Back at the gite it was pretty chilled, lots of laughing, card games and delicious food and drink, just with the added game of Locate-a-Kid, somewhere within the large gardens belonging to the gite and main house owners. In the event of child misplacement, our first guess would be the infamous ‘jumpoline’ which was responsible for such injuries as my elder nephew’s fat-lip-with-blood and also my own squashed finger. I may have ignored the No Adults rule on the trampoline, but I figured that, well, I can’t stand up and/or actually bounce, so that rule didn’t apply to me. I was merely supervising the children from within the circular edging of the CHILDREN’S trampoline.

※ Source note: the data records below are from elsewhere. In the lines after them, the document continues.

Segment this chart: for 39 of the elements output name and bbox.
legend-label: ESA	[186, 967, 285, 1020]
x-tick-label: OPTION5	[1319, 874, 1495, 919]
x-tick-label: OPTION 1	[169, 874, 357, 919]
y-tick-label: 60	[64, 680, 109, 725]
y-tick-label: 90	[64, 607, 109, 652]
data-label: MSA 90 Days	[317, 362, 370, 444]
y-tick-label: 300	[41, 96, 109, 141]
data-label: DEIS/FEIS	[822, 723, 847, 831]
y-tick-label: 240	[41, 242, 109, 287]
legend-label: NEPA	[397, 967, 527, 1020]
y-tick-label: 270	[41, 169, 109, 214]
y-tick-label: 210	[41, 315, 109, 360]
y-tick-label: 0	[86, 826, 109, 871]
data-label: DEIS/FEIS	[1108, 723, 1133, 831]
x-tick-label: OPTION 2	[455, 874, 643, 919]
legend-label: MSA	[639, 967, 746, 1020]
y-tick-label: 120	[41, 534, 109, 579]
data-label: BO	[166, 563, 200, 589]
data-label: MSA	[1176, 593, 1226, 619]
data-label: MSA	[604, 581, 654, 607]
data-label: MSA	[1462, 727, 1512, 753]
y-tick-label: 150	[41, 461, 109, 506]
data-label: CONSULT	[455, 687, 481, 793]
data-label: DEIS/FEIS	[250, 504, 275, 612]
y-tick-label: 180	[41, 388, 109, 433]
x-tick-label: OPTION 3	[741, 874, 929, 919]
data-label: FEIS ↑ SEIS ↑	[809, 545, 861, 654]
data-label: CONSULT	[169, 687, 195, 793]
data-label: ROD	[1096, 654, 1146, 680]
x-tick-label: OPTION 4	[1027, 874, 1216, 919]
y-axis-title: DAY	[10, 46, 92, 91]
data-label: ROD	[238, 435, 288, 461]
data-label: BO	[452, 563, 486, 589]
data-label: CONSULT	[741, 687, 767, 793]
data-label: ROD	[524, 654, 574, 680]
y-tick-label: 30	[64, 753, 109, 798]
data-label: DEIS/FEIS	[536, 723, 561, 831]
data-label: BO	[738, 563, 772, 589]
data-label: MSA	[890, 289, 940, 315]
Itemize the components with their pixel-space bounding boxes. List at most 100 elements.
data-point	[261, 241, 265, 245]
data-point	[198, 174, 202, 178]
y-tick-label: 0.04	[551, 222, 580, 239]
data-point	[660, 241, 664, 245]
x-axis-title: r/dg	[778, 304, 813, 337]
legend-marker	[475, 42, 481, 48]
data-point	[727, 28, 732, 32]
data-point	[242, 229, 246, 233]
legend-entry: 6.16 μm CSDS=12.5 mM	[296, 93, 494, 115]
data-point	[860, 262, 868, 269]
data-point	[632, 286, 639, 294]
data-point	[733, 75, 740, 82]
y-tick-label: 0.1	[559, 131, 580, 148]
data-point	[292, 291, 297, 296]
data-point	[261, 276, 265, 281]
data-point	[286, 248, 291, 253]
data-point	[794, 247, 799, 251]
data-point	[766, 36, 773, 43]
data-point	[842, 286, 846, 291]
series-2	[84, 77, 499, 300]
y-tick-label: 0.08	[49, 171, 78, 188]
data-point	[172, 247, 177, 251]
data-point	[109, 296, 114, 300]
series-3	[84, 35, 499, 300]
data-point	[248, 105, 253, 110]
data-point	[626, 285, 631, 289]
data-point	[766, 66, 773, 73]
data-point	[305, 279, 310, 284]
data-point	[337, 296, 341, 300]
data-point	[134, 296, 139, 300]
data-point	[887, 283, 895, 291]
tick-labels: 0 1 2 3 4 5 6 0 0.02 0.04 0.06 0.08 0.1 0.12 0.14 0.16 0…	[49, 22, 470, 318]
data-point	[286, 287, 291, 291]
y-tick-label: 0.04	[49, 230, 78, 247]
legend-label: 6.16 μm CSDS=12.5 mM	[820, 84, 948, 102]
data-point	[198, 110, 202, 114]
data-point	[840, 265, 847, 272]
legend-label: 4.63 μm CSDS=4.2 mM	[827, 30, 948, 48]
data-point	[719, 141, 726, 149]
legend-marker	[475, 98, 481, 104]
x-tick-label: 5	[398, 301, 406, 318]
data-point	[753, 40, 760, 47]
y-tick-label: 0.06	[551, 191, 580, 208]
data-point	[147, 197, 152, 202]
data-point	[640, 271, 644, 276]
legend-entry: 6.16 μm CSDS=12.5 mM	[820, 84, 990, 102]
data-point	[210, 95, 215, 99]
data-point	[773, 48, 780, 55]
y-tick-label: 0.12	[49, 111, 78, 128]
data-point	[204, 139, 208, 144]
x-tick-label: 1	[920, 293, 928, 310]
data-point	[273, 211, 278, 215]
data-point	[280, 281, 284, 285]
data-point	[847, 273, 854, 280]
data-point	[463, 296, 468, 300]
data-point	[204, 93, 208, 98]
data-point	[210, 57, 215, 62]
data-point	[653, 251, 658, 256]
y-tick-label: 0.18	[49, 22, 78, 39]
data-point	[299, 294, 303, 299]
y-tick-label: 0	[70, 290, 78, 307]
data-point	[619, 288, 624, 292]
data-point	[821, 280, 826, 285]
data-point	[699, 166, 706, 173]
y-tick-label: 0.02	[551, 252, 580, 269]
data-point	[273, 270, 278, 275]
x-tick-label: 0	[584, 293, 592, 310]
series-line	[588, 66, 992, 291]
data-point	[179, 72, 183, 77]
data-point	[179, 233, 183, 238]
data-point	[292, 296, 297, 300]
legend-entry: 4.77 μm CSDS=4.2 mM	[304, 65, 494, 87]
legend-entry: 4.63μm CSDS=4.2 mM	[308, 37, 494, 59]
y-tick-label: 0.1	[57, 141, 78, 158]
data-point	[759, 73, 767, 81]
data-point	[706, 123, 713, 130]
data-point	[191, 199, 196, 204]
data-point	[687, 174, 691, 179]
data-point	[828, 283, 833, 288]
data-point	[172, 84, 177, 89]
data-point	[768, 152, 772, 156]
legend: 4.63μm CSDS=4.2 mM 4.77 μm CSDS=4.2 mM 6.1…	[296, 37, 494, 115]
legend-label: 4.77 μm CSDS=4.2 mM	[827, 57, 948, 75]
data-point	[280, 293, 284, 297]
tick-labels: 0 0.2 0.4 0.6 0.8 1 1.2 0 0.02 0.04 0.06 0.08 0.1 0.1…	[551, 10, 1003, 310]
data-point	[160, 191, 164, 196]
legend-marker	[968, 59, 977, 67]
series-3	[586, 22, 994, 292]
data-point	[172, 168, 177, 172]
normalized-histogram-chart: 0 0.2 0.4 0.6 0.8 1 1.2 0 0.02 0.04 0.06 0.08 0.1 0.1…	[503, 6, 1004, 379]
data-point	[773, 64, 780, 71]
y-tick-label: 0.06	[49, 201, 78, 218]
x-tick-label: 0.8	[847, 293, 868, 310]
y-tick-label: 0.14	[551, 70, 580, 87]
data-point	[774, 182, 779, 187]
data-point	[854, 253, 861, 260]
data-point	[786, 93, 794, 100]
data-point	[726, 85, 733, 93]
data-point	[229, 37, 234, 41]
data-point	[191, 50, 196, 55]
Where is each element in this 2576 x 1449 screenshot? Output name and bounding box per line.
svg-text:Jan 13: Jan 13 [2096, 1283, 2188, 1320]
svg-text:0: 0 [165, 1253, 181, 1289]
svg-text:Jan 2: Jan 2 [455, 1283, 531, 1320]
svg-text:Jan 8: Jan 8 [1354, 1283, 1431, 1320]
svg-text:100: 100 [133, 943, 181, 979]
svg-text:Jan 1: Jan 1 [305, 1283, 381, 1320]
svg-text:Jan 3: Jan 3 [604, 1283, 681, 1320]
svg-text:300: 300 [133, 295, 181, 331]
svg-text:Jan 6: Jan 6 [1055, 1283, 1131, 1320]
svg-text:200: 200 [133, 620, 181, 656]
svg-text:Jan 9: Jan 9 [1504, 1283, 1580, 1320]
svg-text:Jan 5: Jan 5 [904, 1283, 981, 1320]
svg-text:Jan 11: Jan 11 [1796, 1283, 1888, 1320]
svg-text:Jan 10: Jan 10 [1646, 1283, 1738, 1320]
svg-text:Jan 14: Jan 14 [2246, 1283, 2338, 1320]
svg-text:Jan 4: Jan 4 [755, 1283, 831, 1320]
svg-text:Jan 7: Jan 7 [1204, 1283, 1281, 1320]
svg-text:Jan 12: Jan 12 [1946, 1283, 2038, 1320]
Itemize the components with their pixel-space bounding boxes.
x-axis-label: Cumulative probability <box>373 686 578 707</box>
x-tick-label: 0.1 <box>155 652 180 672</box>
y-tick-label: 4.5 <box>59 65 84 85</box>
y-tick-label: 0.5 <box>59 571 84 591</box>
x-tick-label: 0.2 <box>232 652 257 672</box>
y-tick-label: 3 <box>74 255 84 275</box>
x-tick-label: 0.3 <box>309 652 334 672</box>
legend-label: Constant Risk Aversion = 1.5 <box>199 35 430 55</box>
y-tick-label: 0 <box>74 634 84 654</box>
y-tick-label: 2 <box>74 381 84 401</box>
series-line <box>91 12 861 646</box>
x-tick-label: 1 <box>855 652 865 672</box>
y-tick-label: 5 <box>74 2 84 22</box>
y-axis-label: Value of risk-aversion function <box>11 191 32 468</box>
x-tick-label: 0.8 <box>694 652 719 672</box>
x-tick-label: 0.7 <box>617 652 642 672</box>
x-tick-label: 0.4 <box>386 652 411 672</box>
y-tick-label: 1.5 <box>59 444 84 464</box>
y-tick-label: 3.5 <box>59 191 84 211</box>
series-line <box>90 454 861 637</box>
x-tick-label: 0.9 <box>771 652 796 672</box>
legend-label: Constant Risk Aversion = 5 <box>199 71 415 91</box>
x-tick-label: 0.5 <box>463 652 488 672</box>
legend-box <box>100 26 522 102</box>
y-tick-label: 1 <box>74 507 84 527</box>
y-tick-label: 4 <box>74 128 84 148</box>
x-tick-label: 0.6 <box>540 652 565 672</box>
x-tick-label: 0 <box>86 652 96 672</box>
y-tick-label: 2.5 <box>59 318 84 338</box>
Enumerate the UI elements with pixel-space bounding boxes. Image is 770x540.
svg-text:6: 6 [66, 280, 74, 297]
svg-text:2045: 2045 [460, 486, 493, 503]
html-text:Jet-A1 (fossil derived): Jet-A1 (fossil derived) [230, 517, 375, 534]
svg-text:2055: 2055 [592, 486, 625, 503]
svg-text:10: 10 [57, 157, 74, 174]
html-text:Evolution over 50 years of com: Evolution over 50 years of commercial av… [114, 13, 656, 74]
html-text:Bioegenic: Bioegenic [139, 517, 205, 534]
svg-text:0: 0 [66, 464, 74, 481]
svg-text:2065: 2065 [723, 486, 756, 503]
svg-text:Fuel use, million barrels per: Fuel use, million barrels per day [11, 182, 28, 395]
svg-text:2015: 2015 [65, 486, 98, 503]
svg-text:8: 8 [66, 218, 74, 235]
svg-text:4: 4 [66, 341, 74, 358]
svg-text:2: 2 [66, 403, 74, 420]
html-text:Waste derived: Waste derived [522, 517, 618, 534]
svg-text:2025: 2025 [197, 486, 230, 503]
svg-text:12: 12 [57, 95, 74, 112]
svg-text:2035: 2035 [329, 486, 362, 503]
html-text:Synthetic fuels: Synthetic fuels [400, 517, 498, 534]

The fact that I may or may not have a broken little finger is simply the price I paid for the rebellion of having great fun being out of my wheelchair and thrown around by surprisingly heavy kids.
“Get out your seat and jump around… “
The ferry ride home seemed to go very quickly, and before we knew it we were off the boat, had said our goodbyes to our nearest and dearest and were on our way home. Barely a week had gone by much too quickly and our first proper family holiday will definitely be one to remember. I just hope the next one isn’t too far in the distance. I think I might fly next time.
Don’t get me started on the logistical nightmares of even telling an airline that you have a WHEELCHAIR.